9rarjje9gner4lwrcshymtszm    swarm-manager-03  Ready    Drain         Reachable

a1lsaawsrcoohajmc1luon0mn    swarm-worker-03   Ready    Active

So, swarm-manager-02 became the Leader. Sweet!

Before, we saw that the nginx containers were running on swarm-worker-02 and swarm-worker-03. Now, we will destroy both nodes to see what happens:

vagrant destroy swarm-worker-02 swarm-worker-03 --force

If we check the service status:

core@swarm-manager-02 ~ $ docker service ps amazing-web-server

ID                         NAME                      IMAGE  NODE             DESIRED STATE  CURRENT STATE                ERROR

95u3ndb01onpx6ki5daohuwf1  amazing-web-server.1      nginx  swarm-worker-01  Running        Running about a minute ago

3zx3cua2eu1dgykphj8rsnuwd   \_ amazing-web-server.1  nginx  swarm-worker-02  Shutdown       Running 7 minutes ago

aff0ashfqbcjxbka0jz6sbril  amazing-web-server.2      nginx  swarm-worker-01  Running        Running about a minute ago

8va90yo2vn2uwvzjrc22d0pjv   \_ amazing-web-server.2  nginx  swarm-worker-03  Shutdown       Running 7 minutes ago

We can see that the containers running on swarm-worker-02 and swarm-worker-03 are in ‘Shutdown’ state, and that there are two new running containers on swarm-worker-01.

What a time to be alive!

Final thoughts

This whole thing was fun.
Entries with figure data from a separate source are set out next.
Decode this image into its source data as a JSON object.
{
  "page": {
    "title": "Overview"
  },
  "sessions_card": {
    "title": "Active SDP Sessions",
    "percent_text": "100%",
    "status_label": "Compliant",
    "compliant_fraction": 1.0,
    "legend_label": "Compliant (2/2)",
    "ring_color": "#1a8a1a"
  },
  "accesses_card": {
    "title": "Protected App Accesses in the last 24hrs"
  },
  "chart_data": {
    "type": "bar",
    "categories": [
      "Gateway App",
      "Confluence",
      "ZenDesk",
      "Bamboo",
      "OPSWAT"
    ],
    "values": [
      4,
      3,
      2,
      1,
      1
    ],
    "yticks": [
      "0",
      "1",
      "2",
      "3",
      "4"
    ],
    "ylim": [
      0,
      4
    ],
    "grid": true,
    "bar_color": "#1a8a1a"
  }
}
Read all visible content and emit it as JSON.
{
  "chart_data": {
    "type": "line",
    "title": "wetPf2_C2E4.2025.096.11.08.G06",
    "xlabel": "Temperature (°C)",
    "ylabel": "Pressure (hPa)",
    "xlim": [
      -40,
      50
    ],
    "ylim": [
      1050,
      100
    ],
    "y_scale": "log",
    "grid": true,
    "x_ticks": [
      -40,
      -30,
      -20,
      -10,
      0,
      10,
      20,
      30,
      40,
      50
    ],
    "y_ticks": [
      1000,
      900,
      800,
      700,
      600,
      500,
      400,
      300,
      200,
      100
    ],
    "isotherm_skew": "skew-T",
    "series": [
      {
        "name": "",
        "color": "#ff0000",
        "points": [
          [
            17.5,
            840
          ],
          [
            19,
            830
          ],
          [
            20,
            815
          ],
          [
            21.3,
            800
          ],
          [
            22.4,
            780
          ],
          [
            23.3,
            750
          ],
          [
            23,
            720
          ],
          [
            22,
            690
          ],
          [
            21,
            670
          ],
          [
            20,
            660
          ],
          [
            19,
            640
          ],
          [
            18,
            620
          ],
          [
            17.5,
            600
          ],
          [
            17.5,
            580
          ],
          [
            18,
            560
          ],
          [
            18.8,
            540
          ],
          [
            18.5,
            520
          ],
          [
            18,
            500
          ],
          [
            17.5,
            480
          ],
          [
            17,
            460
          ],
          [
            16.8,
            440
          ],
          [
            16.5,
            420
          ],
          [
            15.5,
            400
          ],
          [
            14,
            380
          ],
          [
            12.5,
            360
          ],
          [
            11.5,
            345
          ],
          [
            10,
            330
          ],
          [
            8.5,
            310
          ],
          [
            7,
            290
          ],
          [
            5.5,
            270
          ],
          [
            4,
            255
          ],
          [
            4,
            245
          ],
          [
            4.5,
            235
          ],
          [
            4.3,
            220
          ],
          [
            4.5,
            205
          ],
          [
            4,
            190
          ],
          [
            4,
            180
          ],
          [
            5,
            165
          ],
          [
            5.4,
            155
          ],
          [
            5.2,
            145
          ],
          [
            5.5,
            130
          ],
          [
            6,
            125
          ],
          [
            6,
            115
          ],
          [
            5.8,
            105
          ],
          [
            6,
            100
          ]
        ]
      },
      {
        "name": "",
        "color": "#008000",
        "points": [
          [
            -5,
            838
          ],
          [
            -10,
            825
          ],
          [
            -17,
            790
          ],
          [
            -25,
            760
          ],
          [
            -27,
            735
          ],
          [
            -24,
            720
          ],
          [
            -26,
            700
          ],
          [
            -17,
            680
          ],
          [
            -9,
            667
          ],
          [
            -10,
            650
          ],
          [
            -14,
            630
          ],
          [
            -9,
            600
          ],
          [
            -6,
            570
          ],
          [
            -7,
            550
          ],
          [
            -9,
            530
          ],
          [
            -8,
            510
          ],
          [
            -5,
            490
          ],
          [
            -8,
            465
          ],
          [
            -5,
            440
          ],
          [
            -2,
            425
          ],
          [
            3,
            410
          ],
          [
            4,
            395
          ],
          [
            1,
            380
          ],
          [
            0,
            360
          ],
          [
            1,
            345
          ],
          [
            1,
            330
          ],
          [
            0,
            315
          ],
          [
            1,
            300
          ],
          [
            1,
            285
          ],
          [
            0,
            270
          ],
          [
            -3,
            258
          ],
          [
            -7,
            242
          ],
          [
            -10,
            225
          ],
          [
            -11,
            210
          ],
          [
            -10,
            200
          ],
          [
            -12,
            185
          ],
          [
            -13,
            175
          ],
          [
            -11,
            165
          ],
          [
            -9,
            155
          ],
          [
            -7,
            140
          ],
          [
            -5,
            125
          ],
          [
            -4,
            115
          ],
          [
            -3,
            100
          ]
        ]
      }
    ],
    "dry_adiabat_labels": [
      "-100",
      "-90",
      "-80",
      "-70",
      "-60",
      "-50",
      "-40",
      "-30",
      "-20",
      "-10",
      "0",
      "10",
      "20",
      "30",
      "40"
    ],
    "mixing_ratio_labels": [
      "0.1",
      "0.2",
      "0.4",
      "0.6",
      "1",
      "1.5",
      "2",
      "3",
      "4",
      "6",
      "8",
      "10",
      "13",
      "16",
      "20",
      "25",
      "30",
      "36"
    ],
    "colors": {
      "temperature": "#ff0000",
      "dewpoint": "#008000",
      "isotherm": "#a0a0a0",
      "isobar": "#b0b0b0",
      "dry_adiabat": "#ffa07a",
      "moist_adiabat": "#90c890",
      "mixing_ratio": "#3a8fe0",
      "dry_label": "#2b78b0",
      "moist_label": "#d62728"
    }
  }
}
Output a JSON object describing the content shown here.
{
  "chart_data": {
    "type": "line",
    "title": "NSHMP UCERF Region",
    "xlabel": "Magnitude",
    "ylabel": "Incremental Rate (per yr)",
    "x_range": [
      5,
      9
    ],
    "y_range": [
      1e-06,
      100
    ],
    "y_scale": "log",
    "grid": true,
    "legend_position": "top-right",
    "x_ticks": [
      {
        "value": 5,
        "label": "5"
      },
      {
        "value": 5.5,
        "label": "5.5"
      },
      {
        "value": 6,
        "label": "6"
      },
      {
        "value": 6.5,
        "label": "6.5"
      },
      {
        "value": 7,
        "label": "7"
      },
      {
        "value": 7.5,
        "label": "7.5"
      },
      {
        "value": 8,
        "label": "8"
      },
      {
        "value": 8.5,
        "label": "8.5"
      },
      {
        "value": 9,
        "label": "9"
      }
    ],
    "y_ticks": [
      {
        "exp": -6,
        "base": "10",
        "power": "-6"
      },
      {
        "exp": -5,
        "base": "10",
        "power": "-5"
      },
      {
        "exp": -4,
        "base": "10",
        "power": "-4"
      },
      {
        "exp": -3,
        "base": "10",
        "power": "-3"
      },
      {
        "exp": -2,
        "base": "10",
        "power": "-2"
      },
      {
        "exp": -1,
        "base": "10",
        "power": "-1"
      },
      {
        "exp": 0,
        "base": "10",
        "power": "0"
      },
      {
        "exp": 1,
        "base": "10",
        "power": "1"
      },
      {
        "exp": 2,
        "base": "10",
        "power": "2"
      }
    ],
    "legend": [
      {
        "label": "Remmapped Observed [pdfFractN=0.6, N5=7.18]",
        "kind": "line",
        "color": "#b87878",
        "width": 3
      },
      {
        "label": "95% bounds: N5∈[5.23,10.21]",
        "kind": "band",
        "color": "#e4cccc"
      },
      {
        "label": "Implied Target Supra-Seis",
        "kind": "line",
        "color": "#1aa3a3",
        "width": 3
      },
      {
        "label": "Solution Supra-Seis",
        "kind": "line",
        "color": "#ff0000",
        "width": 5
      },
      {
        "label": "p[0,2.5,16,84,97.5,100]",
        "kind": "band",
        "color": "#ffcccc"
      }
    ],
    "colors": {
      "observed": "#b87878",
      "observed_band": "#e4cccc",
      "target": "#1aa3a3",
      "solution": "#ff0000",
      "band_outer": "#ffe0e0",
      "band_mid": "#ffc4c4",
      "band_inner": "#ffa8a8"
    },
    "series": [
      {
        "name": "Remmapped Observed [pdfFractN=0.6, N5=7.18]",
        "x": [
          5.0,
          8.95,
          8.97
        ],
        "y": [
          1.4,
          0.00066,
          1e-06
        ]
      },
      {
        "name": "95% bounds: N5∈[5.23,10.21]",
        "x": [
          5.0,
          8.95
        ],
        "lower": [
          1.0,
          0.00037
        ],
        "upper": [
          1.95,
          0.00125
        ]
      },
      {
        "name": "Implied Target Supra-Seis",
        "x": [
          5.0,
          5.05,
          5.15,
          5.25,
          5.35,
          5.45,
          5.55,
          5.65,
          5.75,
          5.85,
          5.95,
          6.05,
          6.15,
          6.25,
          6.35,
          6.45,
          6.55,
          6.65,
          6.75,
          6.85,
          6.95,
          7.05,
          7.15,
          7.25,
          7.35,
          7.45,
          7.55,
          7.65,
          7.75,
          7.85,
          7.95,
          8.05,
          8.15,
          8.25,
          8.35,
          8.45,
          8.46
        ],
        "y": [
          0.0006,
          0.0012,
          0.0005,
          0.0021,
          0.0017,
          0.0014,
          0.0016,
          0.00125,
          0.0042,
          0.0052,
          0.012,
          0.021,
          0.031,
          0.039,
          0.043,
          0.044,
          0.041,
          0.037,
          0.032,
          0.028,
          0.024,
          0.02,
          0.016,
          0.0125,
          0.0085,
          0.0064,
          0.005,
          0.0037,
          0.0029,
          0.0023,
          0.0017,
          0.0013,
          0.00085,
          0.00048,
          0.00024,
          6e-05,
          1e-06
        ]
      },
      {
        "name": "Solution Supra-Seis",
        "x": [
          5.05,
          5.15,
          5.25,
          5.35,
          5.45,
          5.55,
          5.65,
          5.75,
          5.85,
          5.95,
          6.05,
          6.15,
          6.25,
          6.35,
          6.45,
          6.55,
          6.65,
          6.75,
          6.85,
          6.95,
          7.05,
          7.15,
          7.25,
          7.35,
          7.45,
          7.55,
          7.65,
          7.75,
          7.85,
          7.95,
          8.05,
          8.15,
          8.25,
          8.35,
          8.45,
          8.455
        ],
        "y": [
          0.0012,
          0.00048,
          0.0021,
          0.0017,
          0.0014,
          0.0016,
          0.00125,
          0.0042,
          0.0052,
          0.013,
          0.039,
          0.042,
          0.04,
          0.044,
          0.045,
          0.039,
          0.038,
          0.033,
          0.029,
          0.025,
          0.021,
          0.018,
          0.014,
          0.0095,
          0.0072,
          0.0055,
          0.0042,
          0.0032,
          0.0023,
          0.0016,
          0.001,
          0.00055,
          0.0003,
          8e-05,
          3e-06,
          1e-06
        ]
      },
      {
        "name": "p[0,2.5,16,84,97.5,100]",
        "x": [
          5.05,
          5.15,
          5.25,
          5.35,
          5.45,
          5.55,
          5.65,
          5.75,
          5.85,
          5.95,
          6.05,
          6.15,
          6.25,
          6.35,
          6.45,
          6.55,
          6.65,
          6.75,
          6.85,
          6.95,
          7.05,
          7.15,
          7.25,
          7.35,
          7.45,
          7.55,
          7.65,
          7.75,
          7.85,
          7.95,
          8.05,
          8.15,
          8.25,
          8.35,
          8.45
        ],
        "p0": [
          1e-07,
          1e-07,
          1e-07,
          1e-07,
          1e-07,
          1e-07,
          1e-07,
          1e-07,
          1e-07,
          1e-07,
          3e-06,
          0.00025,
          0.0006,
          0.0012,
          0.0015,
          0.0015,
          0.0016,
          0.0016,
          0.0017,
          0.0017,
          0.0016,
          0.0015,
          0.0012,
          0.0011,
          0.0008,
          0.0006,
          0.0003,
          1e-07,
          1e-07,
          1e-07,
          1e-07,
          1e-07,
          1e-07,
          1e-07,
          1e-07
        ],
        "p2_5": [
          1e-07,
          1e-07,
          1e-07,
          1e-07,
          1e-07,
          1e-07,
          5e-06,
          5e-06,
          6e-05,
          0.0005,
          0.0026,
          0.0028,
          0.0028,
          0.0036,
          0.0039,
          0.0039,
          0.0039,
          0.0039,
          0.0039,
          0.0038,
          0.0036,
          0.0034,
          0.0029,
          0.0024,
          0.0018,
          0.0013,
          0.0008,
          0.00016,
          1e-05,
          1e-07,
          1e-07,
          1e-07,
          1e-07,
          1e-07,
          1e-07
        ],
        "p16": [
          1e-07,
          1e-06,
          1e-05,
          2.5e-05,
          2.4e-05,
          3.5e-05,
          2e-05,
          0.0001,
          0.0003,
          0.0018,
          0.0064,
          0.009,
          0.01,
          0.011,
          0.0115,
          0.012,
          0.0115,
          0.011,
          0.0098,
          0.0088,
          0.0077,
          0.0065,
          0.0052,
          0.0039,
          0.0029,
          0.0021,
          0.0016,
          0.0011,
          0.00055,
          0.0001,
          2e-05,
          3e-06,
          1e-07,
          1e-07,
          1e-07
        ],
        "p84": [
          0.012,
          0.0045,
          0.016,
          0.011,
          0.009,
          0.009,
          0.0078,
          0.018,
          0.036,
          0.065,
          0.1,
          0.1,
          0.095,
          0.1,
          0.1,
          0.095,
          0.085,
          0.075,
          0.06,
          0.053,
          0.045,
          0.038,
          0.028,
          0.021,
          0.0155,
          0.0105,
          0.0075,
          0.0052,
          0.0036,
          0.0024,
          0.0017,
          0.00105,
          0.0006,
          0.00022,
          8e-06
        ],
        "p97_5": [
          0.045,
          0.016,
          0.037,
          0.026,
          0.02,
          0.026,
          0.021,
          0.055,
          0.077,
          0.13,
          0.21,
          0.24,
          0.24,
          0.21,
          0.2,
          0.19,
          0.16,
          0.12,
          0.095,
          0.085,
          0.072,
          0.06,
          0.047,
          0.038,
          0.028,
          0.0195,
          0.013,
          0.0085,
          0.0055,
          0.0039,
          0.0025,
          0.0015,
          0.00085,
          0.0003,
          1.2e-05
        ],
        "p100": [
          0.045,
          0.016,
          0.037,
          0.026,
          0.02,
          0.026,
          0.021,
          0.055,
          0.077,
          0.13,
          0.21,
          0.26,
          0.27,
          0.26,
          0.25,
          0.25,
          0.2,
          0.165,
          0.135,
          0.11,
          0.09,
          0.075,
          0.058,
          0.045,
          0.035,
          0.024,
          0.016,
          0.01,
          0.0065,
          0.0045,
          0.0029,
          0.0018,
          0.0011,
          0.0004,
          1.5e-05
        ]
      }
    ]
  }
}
I (and hopefully you too) learned/noticed some things along the way:

Swarm Standalone and Swarm Mode are two (very) different things. The latter is already integrated in the Docker Engine after v1.12.
The Engine is divided into many different pieces as of today, including RunC and containerd, which are used to run the containers themselves and manage their lifecycle.
The whole “let’s divide the Engine into little independent pieces” seems to have paid off, since every independent component is now evolving with its own lifecycle, and furthermore, it helps understanding the Engine as a whole.
Docker uses a different container networking standard than Kubernetes, called CNM, with its own abstractions and resources.
The Network Model, including CNM and the Network Routing Mesh seems easier to understand than the whole Kubernetes, even if it seemed harder to grasp before actually looking at it. I thought it would be hell at first, but it came out okay, kinda.
Swarm works quite nicely as of now. It can handle the High Availability natively, and it doesn’t need an external key/value datastore like other solutions do.
It is super easy to install. When I say super easy, I mean it’s super super easy. You should compare what we just did to what we had to do for the Kubernetes cluster, and you’ll see that these guys really worked their asses off in order to get the installation procedure right, nice and simple.

I would have liked to do some other things as well:

Explore the volume management further (or at all). It’s a super interesting subject, and I’m dying to check it out. I’d love to compare it to the way Kube handles them.
I didn’t get to deploy complex applications or services on the cluster. No DABs and no stacks. This seemed interesting enough, but I didn’t have enough time to actually try it.
I didn’t get to compare the usage of a different key/value datastore instead of the internal one, in terms of performance or ease of use.
Run some benchmarks on leader election convergence time. I just know it works, I don’t know how fast it can be, and how does that change when your Manager group increases in size.

I might do all of these things in the near future. Or not. Who knows. Anyway. I had a blast, I hope you did too!